Right, I hope people making this claim realize it's not possible in principle for Dart to always be faster.

I've always assumed claims like this are implying that average case code is written poorly and that's how It could be faster.

However as you point out we'd need all the assumptions made clear to believe such a claim.

it is up to every test to specify. I think they did explain what kind of hand written js they compared to and if I recall correctly the tests the dart team mentions is compared do js written by experienced js developers to solve the exact same problem. Of course there is a possibility that the hand written code could be further optimized but the comparison is still interesting.
What am I missing that makes this only a "possibility" rather than a certainty?
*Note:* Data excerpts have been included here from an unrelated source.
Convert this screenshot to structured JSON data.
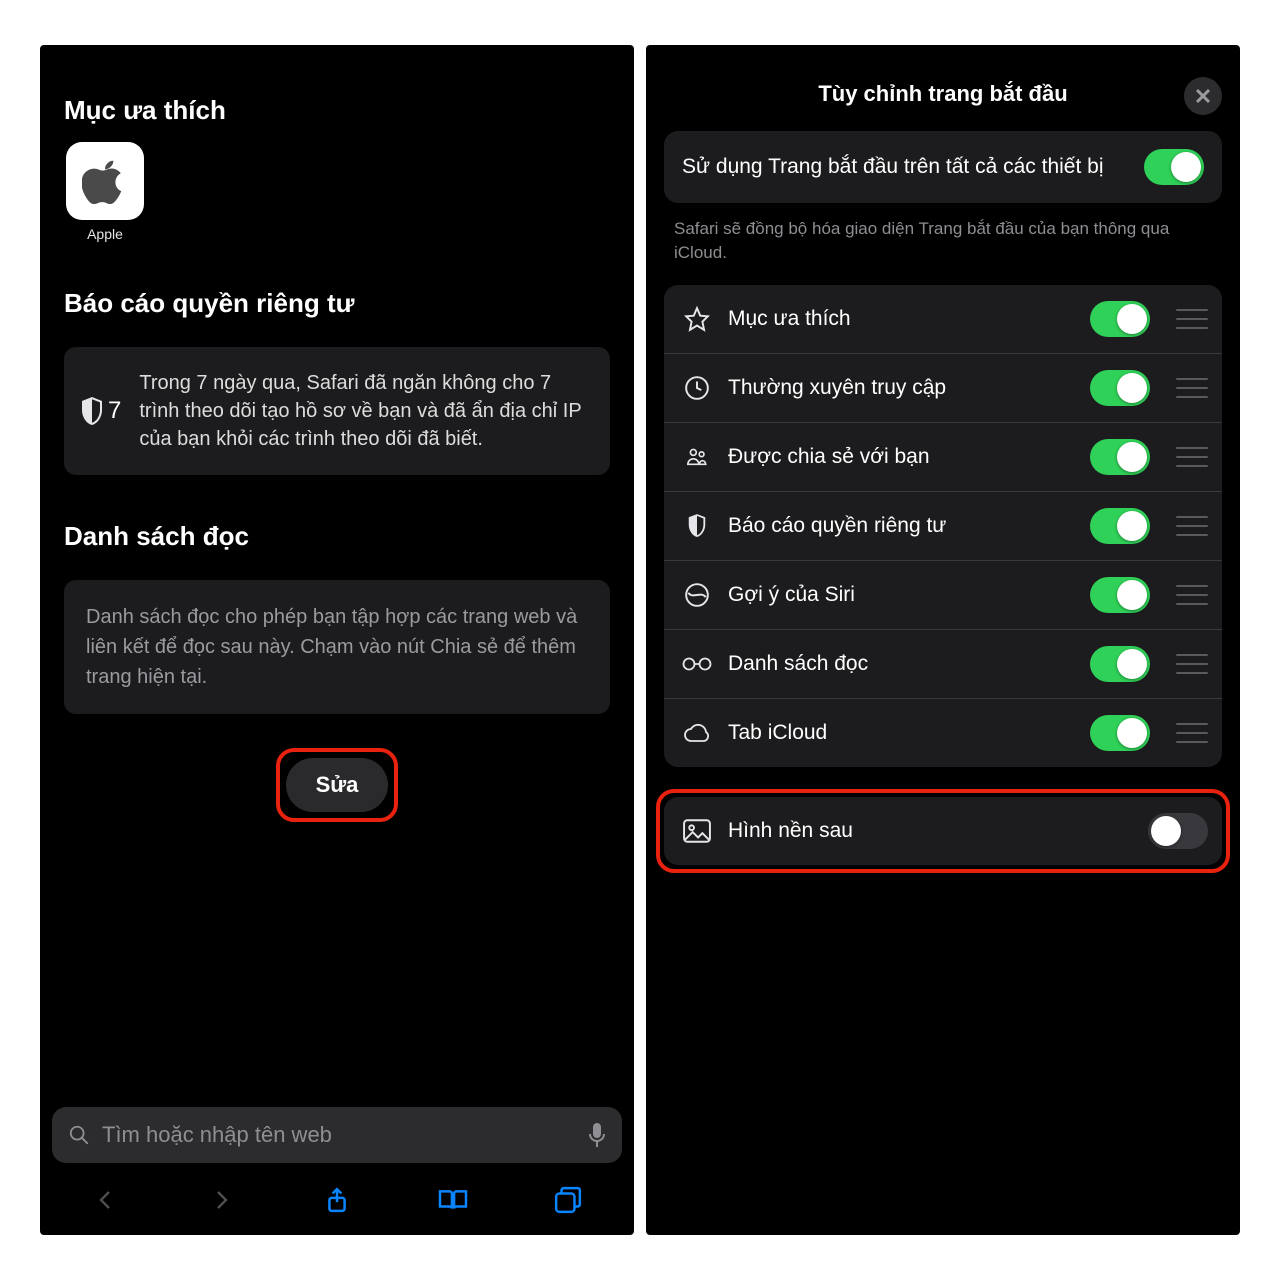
{
  "left": {
    "favorites_title": "Mục ưa thích",
    "fav_item_label": "Apple",
    "privacy_title": "Báo cáo quyền riêng tư",
    "privacy_count": "7",
    "privacy_text": "Trong 7 ngày qua, Safari đã ngăn không cho 7 trình theo dõi tạo hồ sơ về bạn và đã ẩn địa chỉ IP của bạn khỏi các trình theo dõi đã biết.",
    "reading_title": "Danh sách đọc",
    "reading_text": "Danh sách đọc cho phép bạn tập hợp các trang web và liên kết để đọc sau này. Chạm vào nút Chia sẻ để thêm trang hiện tại.",
    "edit_label": "Sửa",
    "search_placeholder": "Tìm hoặc nhập tên web"
  },
  "right": {
    "sheet_title": "Tùy chỉnh trang bắt đầu",
    "sync_label": "Sử dụng Trang bắt đầu trên tất cả các thiết bị",
    "sync_hint": "Safari sẽ đồng bộ hóa giao diện Trang bắt đầu của bạn thông qua iCloud.",
    "rows": {
      "favorites": "Mục ưa thích",
      "frequent": "Thường xuyên truy cập",
      "shared": "Được chia sẻ với bạn",
      "privacy": "Báo cáo quyền riêng tư",
      "siri": "Gợi ý của Siri",
      "reading": "Danh sách đọc",
      "icloud": "Tab iCloud"
    },
    "background_label": "Hình nền sau"
  }
}
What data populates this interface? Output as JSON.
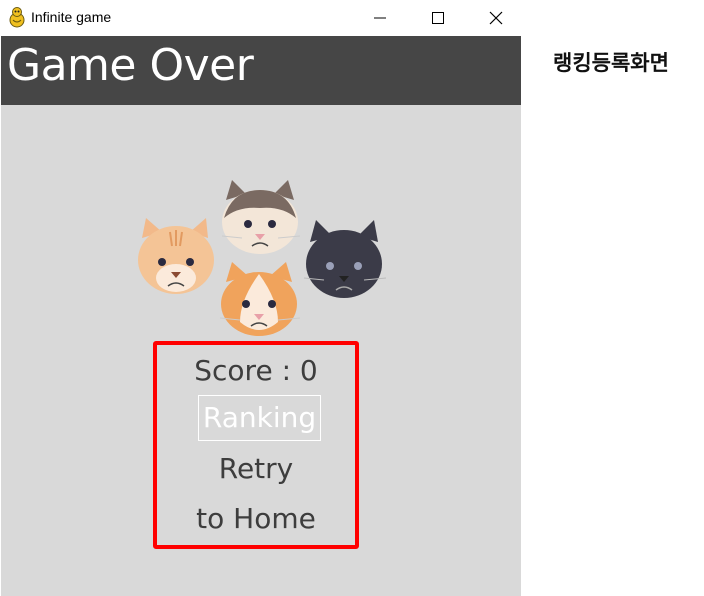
{
  "window": {
    "title": "Infinite game",
    "controls": [
      "minimize",
      "maximize",
      "close"
    ]
  },
  "header": {
    "title": "Game Over"
  },
  "image": {
    "description_icons": [
      "cat-face-icon",
      "cat-face-icon",
      "cat-face-icon",
      "cat-face-icon"
    ]
  },
  "menu": {
    "score": "Score : 0",
    "ranking": "Ranking",
    "retry": "Retry",
    "home": "to Home"
  },
  "annotation": {
    "text": "랭킹등록화면"
  },
  "colors": {
    "header_bg": "#464646",
    "game_bg": "#d9d9d9",
    "highlight": "#ff0000"
  }
}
For any Dart program found to be faster than a JS program, the JS program could be made equally fast by being equivalent to the Dart output, right?
By going through the dart compiler first they can do optimizations that you wouldn't do by hand. Google runs all their js through their Closure compiler for this (JS -> JS compiler) with a ton of optimizations turned on (constant folding, method inlining, deadcode elimination, replacing of multiline conditionals with ternary operator, etc, some of which I believe are in the open source version and possibly some proprietary).

In that case, they literally are writing JS and using a compiler to get JS that is faster than any normal handwritten JS would be. You could write your JS that way but it would be completely unreadable and unmaintainable.

Thank you for the clarification. I think we are saying the same thing.

In principle, it's always a certainty that JS can be written as performant as Dart, never just a possibility. The possibility part only comes in with respect how optimally the JS code is written.

The interesting part here is I think is how often does this happen? How often can significant improvements be made that would be impractical, or even unlikely for a developer to match?

I suspect that depends on your definition of significant. I suspect any legible code can always get a few percent speedup by doing things that would make it unreadable and unmaintainable.